Plasma-Based Electrical Transformers and Electrostatic Current Drive in Tokamaks

Recent nonlinear simulations shown that it is possible to drive current in tokamaks with app-lied helical electrostatic fields. These electrostatic studies have uncovered a new nonlinear MHD relaxation principle. This new principle states that if helical electrostatic fields are applied to a plasma, it tries to relax to a state where the magnetic field aligns parallel with the electrodes. If an m$=$1, n$=$1 driving electrostatic field is applied at the boundary, the plasma tries to relax to a state where q $\sim$ 1 everywhere even if no loop voltage is applied to the plasma.
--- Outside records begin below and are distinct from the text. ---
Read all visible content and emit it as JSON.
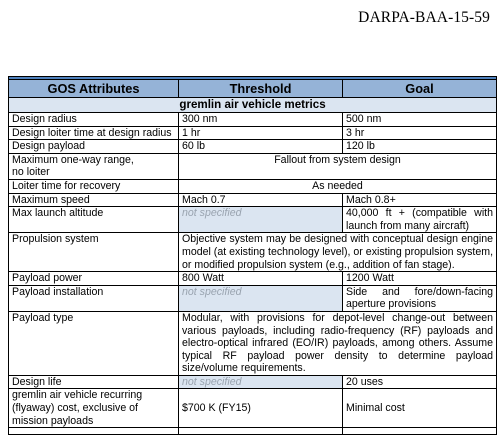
{
  "doc_id": "DARPA-BAA-15-59",
  "headers": {
    "attr": "GOS Attributes",
    "threshold": "Threshold",
    "goal": "Goal"
  },
  "section": "gremlin air vehicle metrics",
  "rows": {
    "design_radius": {
      "attr": "Design radius",
      "threshold": "300 nm",
      "goal": "500 nm"
    },
    "loiter_time": {
      "attr": "Design loiter time at design radius",
      "threshold": "1 hr",
      "goal": "3 hr"
    },
    "design_payload": {
      "attr": "Design payload",
      "threshold": "60 lb",
      "goal": "120 lb"
    },
    "max_range": {
      "attr_line1": "Maximum one-way range,",
      "attr_line2": "no loiter",
      "merged": "Fallout from system design"
    },
    "loiter_recovery": {
      "attr": "Loiter time for recovery",
      "merged": "As needed"
    },
    "max_speed": {
      "attr": "Maximum speed",
      "threshold": "Mach 0.7",
      "goal": "Mach 0.8+"
    },
    "launch_altitude": {
      "attr": "Max launch altitude",
      "threshold": "not specified",
      "goal": "40,000 ft + (compatible with launch from many aircraft)"
    },
    "propulsion": {
      "attr": "Propulsion system",
      "merged": "Objective system may be designed with conceptual design engine model (at existing technology level), or existing propulsion system, or modified propulsion system (e.g., addition of fan stage)."
    },
    "payload_power": {
      "attr": "Payload power",
      "threshold": "800 Watt",
      "goal": "1200 Watt"
    },
    "payload_install": {
      "attr": "Payload installation",
      "threshold": "not specified",
      "goal": "Side and fore/down-facing aperture provisions"
    },
    "payload_type": {
      "attr": "Payload type",
      "merged": "Modular, with provisions for depot-level change-out between various payloads, including radio-frequency (RF) payloads and electro-optical infrared (EO/IR) payloads, among others. Assume typical RF payload power density to determine payload size/volume requirements."
    },
    "design_life": {
      "attr": "Design life",
      "threshold": "not specified",
      "goal": "20 uses"
    },
    "recurring_cost": {
      "attr": "gremlin air vehicle recurring (flyaway) cost, exclusive of mission payloads",
      "threshold": "$700 K (FY15)",
      "goal": "Minimal cost"
    }
  }
}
It is possible to operate a tokamak steady-state without applying a loop voltage. At Tibbar Technologies we are primarily interested in using this new MHD relaxation principle to build DC-DC electrical transformers. This technology is important for High Voltage DC electrical transmission. We have now demonstrated this new physics in a linear device in the laboratory. The plasma tries to align the magnetic fields parallel to the electrodes, as the theory predicts. It also doesn't matter which electrode is positive and which is negative, which is also consistent with the theory. Finally, changing the direction of the magnetic field in the solenoid also changes the direction of the current flow in the secondary of the transformer. Efficiencies of 50{\%}-60{\%} are regularly observed.